It has been wondered, not proved, that Down Syndrome may be passed on genetically. So I called my Grandfather and asked him to tell me a little more about his nephew, Wally. Wally was my second cousin who had Down Syndrome. Here is his sad and happy story.
My great Uncle Walter and Aunt Ada Hinebaugh had three daughters and longed for a son. So at the age of 42 Aunt Ada had Wally. When the news of his Down Syndrome got to their very conservative church tragically they were asked to leave the congregation. I can't imagine the pain they must have felt; After the news of their sweet little baby having Downs and then losing their friends, their whole community and what should have been their support and comfort must have been more than they could bear. Aunt Ada was in school at the time of Wally's birth. She decided to change her major to Special Education. After graduating she started many programs for children with special needs and ended up in "Who's Who In America"!

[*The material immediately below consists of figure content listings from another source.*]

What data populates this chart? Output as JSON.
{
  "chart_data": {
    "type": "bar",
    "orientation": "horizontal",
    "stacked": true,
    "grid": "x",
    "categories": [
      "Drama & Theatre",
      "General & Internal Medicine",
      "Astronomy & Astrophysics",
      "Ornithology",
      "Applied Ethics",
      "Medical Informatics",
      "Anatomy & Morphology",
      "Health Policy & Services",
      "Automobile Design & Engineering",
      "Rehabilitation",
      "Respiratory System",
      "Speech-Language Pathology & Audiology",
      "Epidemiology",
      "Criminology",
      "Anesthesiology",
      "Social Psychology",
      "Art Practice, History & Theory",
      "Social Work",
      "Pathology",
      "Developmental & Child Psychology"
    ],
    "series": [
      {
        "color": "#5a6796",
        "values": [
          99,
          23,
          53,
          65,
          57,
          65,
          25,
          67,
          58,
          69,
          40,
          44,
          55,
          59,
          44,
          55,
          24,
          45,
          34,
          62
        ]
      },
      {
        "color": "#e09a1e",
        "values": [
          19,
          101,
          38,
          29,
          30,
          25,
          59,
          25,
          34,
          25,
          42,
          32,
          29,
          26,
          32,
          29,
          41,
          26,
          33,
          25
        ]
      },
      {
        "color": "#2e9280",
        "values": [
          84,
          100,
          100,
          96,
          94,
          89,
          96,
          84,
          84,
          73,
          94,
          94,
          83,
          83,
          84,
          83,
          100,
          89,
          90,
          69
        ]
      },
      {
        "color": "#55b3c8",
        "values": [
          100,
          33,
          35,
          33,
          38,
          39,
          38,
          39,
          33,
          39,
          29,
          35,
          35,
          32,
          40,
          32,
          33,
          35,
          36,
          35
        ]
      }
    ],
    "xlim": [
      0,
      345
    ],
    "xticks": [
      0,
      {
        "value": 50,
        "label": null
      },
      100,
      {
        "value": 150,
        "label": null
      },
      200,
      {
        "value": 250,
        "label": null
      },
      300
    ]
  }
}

When Wally was young there were no therapists that would come and work with your child at home. Because of this Walter and Ada decided that it was best for Wally to live in a group home that would provide him with the services that he needed. Wally enjoyed it there and would even want to return to the group home after Christmases and Summers spent at his parent's place. He found life outside of the group home too fast-paced.
Wally was able to speak and even learned how to play the guitar until later in life. One day at the group home he was encouraged by one of the workers there to get some fresh air out on a second story balcony. Unfortunately while out there he got locked out. In trying to get back into the building he fell off the balcony. So very sadly Wally spent the remainder of his days as a quadriplegic. Wally lived until the age of fifty-five.